= General Federation of Labour Unions in the Kingdom of Egypt =

General Federation of Labour Unions in the Kingdom of Egypt (GFLUKE) was a federation of trade unions in Egypt. GFLUKE was founded on March 1, 1938. In the year of its foundation, GFLUKE was the largest trade union organisation in Egypt. At the time of its foundation, GFLUKE consisted of 32 trade unions from the Cairo area,. The core behind the founding of GFLUKE consisted of the Commission to Organise the Workers Movement and the group around Abbas Halim. Many of the founding members of GFLUKE had been active in the National Federations of Trade Unions in Egypt (1930–1935). In some ways, GFLUKE was a continuation of NFTUE.

Abbas Halim became the president of GFLUKE, Muhammad Yusuf al-Mudarrik vice-president and Muhammad Hasan Amara general secretary. GFLUKE had a policy of independence from political parties. Towards the government, the organisation employed a pragmatic approach.

Soon after the foundation of GFLUKE, the federation was divided into two camps. The core issue of contention was the role of non-workers in the labour movement. Halim promoted the engineer Ahmad ad-Damardash as-Shanadi as new GFLUKE president, a candidacy that al-Mudarrik opposed. In the end as-Shanadi became GFLUKE president, and Halim became the zaim (leader) of GFLUKE.

In 1939, GFLUKE raised the demand for the adoption of a legislation on the right to form trade unions. A group of trade union officials, led by al-Mudarrik, went on an indefinite hunger strike on June 12. The hunger strike, whilst failing to convince the government to adopt such a legislation, became highly publicised.

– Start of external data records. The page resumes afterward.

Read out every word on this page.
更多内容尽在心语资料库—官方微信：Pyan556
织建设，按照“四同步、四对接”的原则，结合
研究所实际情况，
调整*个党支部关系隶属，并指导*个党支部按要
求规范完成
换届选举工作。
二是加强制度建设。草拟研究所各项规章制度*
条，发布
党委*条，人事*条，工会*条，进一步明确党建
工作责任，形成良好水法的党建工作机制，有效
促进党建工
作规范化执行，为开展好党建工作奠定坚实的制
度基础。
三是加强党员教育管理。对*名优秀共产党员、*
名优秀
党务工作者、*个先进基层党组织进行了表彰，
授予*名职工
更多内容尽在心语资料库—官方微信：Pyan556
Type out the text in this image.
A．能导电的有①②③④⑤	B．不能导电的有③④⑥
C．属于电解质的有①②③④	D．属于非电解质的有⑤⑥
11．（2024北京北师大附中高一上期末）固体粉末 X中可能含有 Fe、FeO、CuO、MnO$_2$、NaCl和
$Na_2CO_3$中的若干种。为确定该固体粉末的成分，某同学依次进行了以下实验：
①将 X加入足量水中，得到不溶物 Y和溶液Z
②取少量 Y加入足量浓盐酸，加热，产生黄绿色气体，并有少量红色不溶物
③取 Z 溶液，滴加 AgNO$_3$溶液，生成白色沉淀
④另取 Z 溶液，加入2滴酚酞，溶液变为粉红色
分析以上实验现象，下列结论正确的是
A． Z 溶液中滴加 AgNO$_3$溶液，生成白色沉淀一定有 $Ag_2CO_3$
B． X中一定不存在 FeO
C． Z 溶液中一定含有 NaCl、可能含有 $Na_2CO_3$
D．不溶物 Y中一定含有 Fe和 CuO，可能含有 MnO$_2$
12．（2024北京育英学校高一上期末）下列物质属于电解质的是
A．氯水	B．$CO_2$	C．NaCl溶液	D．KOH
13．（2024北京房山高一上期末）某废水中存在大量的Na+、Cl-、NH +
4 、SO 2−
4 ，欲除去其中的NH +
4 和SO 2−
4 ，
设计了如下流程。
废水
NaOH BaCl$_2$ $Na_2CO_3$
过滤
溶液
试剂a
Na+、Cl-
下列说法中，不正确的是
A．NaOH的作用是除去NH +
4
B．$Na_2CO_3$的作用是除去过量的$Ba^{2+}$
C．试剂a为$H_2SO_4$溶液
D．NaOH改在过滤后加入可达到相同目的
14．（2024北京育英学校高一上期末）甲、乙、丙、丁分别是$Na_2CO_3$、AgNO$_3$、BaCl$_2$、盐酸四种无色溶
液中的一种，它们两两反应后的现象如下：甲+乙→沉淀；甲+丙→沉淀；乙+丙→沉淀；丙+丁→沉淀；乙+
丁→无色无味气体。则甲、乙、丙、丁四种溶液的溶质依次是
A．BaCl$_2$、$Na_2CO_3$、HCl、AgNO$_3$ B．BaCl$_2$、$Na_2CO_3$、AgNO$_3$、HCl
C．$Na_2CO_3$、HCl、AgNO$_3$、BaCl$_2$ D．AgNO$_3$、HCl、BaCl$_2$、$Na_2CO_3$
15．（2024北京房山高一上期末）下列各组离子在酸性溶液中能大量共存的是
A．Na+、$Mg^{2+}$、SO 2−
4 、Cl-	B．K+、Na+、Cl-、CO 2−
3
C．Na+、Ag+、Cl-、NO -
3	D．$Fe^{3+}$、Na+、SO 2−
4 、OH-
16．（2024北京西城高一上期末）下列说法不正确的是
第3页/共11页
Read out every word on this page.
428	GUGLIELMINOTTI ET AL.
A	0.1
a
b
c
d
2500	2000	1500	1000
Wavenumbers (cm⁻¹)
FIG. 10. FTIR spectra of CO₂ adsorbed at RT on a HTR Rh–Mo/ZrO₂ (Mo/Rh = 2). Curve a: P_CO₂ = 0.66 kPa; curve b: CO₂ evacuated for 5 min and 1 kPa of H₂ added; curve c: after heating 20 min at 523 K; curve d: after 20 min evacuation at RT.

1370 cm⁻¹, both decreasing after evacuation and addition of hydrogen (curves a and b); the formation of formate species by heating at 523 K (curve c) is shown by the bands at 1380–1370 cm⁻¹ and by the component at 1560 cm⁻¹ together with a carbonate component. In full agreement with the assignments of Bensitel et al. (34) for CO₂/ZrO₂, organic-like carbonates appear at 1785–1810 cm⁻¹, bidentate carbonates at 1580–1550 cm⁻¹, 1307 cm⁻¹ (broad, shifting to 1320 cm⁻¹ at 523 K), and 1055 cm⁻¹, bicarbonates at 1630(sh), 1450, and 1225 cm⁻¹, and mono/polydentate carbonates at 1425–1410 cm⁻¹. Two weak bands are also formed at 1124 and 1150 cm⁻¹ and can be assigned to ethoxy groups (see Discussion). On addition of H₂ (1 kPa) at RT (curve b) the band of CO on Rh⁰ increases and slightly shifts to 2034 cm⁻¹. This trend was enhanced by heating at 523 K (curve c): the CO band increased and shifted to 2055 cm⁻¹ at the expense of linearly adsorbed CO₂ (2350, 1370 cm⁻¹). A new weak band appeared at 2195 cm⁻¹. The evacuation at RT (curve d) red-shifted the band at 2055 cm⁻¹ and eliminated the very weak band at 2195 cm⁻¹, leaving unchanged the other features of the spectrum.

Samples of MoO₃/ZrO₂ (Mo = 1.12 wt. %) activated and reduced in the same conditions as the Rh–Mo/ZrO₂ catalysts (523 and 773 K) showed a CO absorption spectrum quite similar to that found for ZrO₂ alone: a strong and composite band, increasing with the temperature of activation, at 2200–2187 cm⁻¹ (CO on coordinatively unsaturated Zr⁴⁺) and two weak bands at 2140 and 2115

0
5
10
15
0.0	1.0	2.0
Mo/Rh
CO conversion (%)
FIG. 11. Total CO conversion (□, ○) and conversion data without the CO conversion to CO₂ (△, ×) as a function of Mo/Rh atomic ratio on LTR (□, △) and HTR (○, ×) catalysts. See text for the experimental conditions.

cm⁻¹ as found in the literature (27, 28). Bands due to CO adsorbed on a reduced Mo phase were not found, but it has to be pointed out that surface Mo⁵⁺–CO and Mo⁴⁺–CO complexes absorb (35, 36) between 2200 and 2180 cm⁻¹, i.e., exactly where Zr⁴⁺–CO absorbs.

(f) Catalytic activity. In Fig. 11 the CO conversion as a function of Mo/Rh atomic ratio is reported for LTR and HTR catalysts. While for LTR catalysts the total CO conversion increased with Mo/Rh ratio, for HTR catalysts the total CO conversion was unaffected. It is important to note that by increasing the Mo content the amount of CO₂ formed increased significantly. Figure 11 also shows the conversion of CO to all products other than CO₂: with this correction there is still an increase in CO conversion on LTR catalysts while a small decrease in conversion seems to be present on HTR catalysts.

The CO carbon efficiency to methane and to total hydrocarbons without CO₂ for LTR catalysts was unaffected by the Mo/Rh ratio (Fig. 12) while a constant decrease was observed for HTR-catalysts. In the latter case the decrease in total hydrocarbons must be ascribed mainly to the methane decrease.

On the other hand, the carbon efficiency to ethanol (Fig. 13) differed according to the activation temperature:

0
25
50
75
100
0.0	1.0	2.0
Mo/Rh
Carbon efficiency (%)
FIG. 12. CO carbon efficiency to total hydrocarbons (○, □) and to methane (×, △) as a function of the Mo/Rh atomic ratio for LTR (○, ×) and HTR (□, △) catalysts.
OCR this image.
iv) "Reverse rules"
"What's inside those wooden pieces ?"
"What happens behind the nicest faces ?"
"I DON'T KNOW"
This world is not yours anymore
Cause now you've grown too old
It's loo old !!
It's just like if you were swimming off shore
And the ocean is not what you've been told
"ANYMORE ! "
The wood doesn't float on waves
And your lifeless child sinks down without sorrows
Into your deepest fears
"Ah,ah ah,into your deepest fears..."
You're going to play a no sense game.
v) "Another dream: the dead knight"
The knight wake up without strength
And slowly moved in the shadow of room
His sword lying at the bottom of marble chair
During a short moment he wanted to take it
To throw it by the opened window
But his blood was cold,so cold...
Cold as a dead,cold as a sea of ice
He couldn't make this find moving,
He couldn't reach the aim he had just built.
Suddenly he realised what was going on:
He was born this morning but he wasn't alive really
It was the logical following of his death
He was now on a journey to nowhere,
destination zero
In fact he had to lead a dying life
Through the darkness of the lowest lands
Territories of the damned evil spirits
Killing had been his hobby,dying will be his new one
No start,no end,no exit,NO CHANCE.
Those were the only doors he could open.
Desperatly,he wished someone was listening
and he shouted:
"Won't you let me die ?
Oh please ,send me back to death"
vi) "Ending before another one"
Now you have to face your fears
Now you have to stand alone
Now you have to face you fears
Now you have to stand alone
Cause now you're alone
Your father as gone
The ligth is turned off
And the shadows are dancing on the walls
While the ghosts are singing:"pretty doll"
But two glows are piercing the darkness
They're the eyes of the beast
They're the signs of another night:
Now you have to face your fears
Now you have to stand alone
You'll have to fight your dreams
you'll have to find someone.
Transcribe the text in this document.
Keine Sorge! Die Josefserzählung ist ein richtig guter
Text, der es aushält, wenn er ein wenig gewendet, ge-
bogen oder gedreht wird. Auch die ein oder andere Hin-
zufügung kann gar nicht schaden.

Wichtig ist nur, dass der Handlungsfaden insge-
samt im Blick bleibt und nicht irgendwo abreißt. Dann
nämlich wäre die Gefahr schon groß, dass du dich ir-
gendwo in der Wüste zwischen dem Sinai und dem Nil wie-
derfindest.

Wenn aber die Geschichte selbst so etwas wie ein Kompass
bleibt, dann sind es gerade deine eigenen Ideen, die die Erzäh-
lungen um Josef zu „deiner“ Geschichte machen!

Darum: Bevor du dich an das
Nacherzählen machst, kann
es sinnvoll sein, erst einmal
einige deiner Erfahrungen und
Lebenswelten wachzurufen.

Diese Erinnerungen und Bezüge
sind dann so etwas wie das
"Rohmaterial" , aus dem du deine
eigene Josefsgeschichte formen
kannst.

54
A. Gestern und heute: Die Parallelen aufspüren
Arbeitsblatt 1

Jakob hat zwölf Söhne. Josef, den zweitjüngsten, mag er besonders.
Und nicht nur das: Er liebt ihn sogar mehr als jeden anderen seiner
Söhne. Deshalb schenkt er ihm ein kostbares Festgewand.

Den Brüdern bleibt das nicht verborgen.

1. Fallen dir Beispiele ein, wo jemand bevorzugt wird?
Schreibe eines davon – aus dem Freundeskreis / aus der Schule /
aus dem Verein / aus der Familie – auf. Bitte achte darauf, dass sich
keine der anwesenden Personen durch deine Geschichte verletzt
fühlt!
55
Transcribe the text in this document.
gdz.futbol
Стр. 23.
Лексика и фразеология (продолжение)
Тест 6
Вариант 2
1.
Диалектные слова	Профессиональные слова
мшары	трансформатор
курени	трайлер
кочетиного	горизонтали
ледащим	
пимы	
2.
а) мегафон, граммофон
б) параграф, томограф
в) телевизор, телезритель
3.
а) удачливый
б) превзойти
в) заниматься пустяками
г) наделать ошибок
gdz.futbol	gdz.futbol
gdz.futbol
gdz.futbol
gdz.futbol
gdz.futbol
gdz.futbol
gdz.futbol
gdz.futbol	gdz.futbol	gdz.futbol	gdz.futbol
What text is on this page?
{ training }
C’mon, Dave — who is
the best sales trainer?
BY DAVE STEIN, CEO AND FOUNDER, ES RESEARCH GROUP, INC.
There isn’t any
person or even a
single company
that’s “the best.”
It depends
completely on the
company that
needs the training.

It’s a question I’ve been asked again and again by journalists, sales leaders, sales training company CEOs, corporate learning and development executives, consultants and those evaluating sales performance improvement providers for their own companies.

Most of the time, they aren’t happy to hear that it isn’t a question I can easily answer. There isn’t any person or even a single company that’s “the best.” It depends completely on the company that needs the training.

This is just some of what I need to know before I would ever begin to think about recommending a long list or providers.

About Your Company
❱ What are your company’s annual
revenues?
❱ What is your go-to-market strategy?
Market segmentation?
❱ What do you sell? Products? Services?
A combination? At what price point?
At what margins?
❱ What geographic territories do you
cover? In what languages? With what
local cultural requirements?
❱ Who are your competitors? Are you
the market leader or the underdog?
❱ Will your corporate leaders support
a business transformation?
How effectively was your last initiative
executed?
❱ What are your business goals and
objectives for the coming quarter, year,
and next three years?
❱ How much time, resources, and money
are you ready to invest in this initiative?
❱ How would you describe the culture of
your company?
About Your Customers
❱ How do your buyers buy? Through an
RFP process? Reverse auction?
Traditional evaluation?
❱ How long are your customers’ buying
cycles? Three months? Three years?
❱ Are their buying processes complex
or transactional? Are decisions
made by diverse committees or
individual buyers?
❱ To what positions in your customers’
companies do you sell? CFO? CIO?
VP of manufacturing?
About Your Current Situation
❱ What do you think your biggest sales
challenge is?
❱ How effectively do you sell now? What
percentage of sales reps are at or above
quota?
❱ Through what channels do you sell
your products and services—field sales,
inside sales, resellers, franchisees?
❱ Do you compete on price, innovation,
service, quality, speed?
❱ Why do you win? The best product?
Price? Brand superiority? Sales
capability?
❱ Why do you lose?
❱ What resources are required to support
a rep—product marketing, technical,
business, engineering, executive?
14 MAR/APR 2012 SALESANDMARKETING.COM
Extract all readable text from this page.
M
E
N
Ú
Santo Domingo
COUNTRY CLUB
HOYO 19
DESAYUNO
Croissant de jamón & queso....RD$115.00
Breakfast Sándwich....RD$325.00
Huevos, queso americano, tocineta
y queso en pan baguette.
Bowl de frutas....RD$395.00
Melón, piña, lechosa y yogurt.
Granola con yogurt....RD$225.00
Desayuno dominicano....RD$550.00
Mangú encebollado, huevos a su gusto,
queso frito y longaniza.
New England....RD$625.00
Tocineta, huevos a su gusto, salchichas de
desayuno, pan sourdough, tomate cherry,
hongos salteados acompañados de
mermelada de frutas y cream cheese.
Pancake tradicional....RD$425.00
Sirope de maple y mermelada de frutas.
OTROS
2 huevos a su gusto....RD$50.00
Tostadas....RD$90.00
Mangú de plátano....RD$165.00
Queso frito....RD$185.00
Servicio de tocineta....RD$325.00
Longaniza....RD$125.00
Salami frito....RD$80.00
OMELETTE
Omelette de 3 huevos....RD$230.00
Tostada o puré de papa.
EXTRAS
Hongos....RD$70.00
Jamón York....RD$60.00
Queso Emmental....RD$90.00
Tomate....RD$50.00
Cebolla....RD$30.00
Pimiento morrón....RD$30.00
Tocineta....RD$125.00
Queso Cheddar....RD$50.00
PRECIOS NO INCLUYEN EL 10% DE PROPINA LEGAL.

In the fall of 1939, a wave of layoffs affected the workers in Egypt, parallel to staggering cost of living and decline in real wages. GFLUKE launched protests against the layoffs, demanding government action. The country being under martial law, the government responded by curtailing the abilities of GFLUKE to function. In the end, the federation headquarters were closed down by police. The organisation ceased to function effectively, and by 1941 it was dissolved.